The latest `gymnax` release can directly be installed from PyPI:

```
pip install gymnax
```

If you want to get the most recent commit, please install directly from the repository:

```
pip install git+https://github.com/RobertTLange/gymnax.git@main
```

In order to use JAX on your accelerators, you can find more details in the [JAX documentation](https://github.com/google/jax#installation).

## Examples 📖
* 📓 [Environment API](notebooks/getting_started.ipynb) - Check out the API, how to train an Anakin [(Hessel et al., 2021)](https://arxiv.org/pdf/2104.06272.pdf) agent on `Catch-bsuite`
* 📓 [ES with `gymnax`](examples/es_in_gymnax.ipynb) - Using CMA-ES ([`evosax`](https://github.com/RobertTLange/evosax)) with vectorized population evaluations powered by `gymnax`.
* 📓 [Trained baselines](https://github.com/RobertTLange/gymnax-blines) - Check out the trained baseline agents in `gymnax-blines`.

## Key Selling Points 💵

- **Environment vectorization & acceleration**: Easy composition of JAX primitives (e.g. `jit`, `vmap`, `pmap`):

```python
# Jit-accelerated step transition
jit_step = jax.jit(env.step)

# vmap across random keys for batch rollouts
vreset_rng = jax.vmap(env.reset, in_axes=(0, None))
vstep_rng = jax.vmap(env.step, in_axes=(0, 0, 0, None))

# vmap across environment parameters (e.g. for meta-learning)
vreset_env = jax.vmap(env.reset, in_axes=(None, 0))
vstep_env = jax.vmap(env.step, in_axes=(None, 0, 0, 0))
```

- **Scan through entire episode rollouts**: You can also `lax.scan` through entire `reset`, `step` episode loops for fast compilation:

```python
def rollout(rng_input, policy_params, env_params, num_env_steps):
      """Rollout a jitted gymnax episode with lax.scan."""
      # Reset the environment
      rng_reset, rng_episode = jax.random.split(rng_input)
      obs, state = env.reset(rng_reset, env_params)

      def policy_step(state_input, tmp):
          """lax.scan compatible step transition in jax env."""
          obs, state, policy_params, rng = state_input
          rng, rng_step, rng_net = jax.random.split(rng, 3)
          action = network.apply(policy_params, obs)
          next_o, next_s, reward, done, _ = env.step(
              rng_step, state, action, env_params
          )
          carry = [next_o, next_s, policy_params, rng]
          return carry, [reward, done]

      # Scan over episode step loop
      _, scan_out = jax.lax.scan(
          policy_step,
          [obs, state, policy_params, rng_episode],
          [jnp.zeros((num_env_steps, 2))],
      )
      # Return masked sum of rewards accumulated by agent in episode
      rewards, dones = scan_out[0], scan_out[1]
      rewards = rewards.reshape(num_env_steps, 1)
      ep_mask = (jnp.cumsum(dones) < 1).reshape(num_env_steps, 1)
      return jnp.sum(rewards * ep_mask)
```

- **Super fast acceleration**: 

![](docs/classic_runtime_benchmark.png)

- **Training pipelines & pretrained agents**: Check out [`gymnax-blines`](https://github.com/RobertTLange/gymnax-blines) for trained agents and PPO/ES pipelines.

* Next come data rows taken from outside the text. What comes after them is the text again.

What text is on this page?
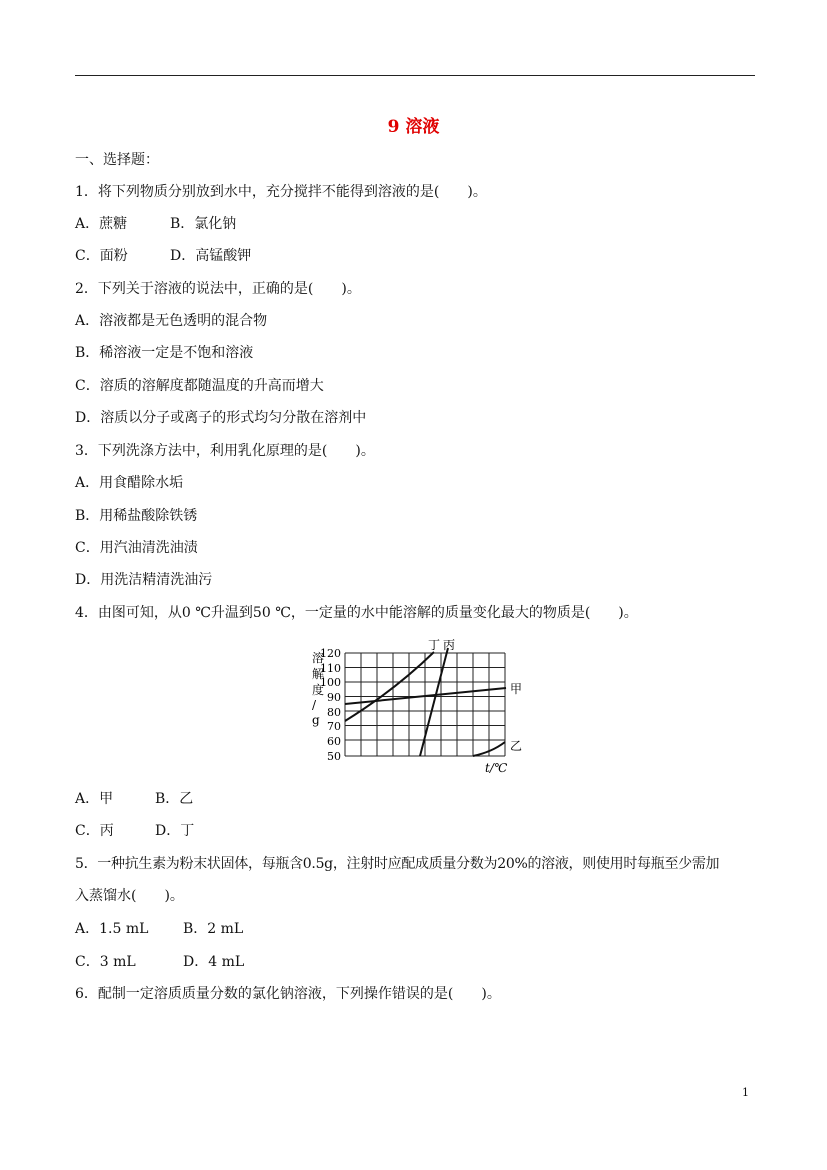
9 溶液
一、选择题：
1．将下列物质分别放到水中，充分搅拌不能得到溶液的是(　　)。
A．蔗糖	B．氯化钠
C．面粉	D．高锰酸钾
2．下列关于溶液的说法中，正确的是(　　)。
A．溶液都是无色透明的混合物
B．稀溶液一定是不饱和溶液
C．溶质的溶解度都随温度的升高而增大
D．溶质以分子或离子的形式均匀分散在溶剂中
3．下列洗涤方法中，利用乳化原理的是(　　)。
A．用食醋除水垢
B．用稀盐酸除铁锈
C．用汽油清洗油渍
D．用洗洁精清洗油污
4．由图可知，从0 ℃升温到50 ℃，一定量的水中能溶解的质量变化最大的物质是(　　)。
溶
解
度
/
g
120
110
100
90
80
70
60
50
丁 丙
甲
乙
t/℃
A．甲	B．乙
C．丙	D．丁
5．一种抗生素为粉末状固体，每瓶含0.5g，注射时应配成质量分数为20%的溶液，则使用时每瓶至少需加
入蒸馏水(　　)。
A．1.5 mL B．2 mL
C．3 mL	D．4 mL
6．配制一定溶质质量分数的氯化钠溶液，下列操作错误的是(　　)。
1
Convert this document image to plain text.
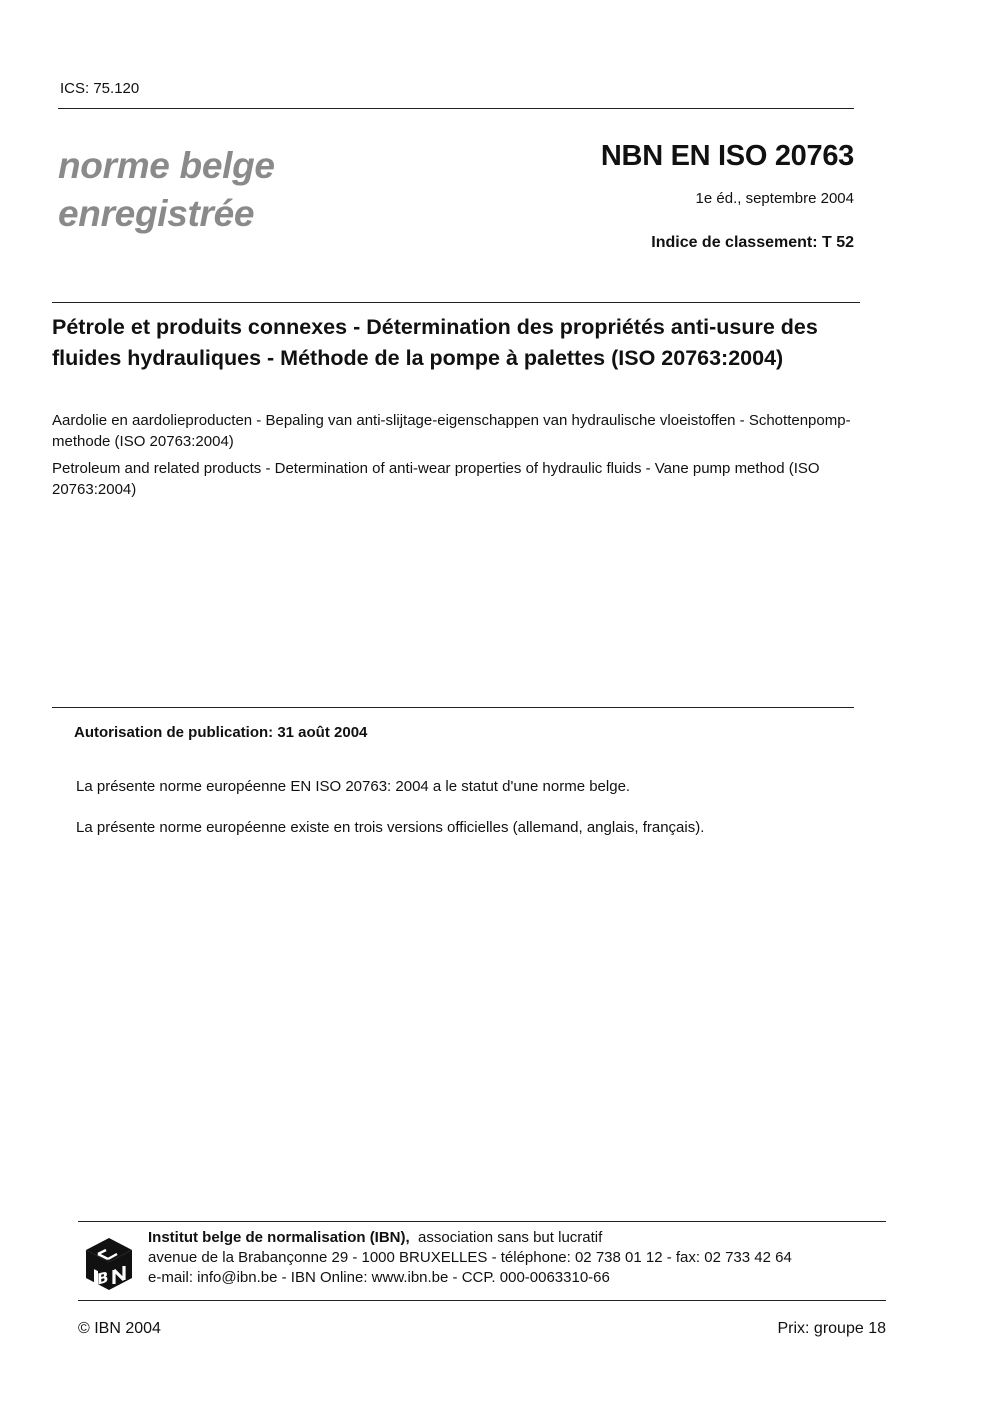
ICS: 75.120
norme belge
enregistrée
NBN EN ISO 20763
1e éd., septembre 2004
Indice de classement: T 52
Pétrole et produits connexes - Détermination des propriétés anti-usure des fluides hydrauliques - Méthode de la pompe à palettes (ISO 20763:2004)
Aardolie en aardolieproducten - Bepaling van anti-slijtage-eigenschappen van hydraulische vloeistoffen - Schottenpomp-methode (ISO 20763:2004)
Petroleum and related products - Determination of anti-wear properties of hydraulic fluids - Vane pump method (ISO 20763:2004)
Autorisation de publication: 31 août 2004
La présente norme européenne EN ISO 20763: 2004 a le statut d'une norme belge.
La présente norme européenne existe en trois versions officielles (allemand, anglais, français).
B
Institut belge de normalisation (IBN), association sans but lucratif
avenue de la Brabançonne 29 - 1000 BRUXELLES - téléphone: 02 738 01 12 - fax: 02 733 42 64
e-mail: info@ibn.be - IBN Online: www.ibn.be - CCP. 000-0063310-66
© IBN 2004	Prix: groupe 18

### Acknowledgements & Citing `gymnax` ✏️

If you use `gymnax` in your research, please cite it as follows:

```
@software{gymnax2022github,
  author = {Robert Tjarko Lange},
  title = {{gymnax}: A {JAX}-based Reinforcement Learning Environment Library},
  url = {http://github.com/RobertTLange/gymnax},
  version = {0.0.2},
  year = {2022},
}
```

We acknowledge financial support the [Google TRC](https://sites.research.google/trc/about/) and the Deutsche
Forschungsgemeinschaft (DFG, German Research Foundation) under Germany's Excellence Strategy - EXC 2002/1 ["Science of Intelligence"](https://www.scienceofintelligence.de/) - project number 390523135.

## Development 👷

You can run the test suite via `python -m pytest -vv --all`. If you find a bug or are missing your favourite feature, feel free to create an issue and/or start [contributing](CONTRIBUTING.md) 🤗.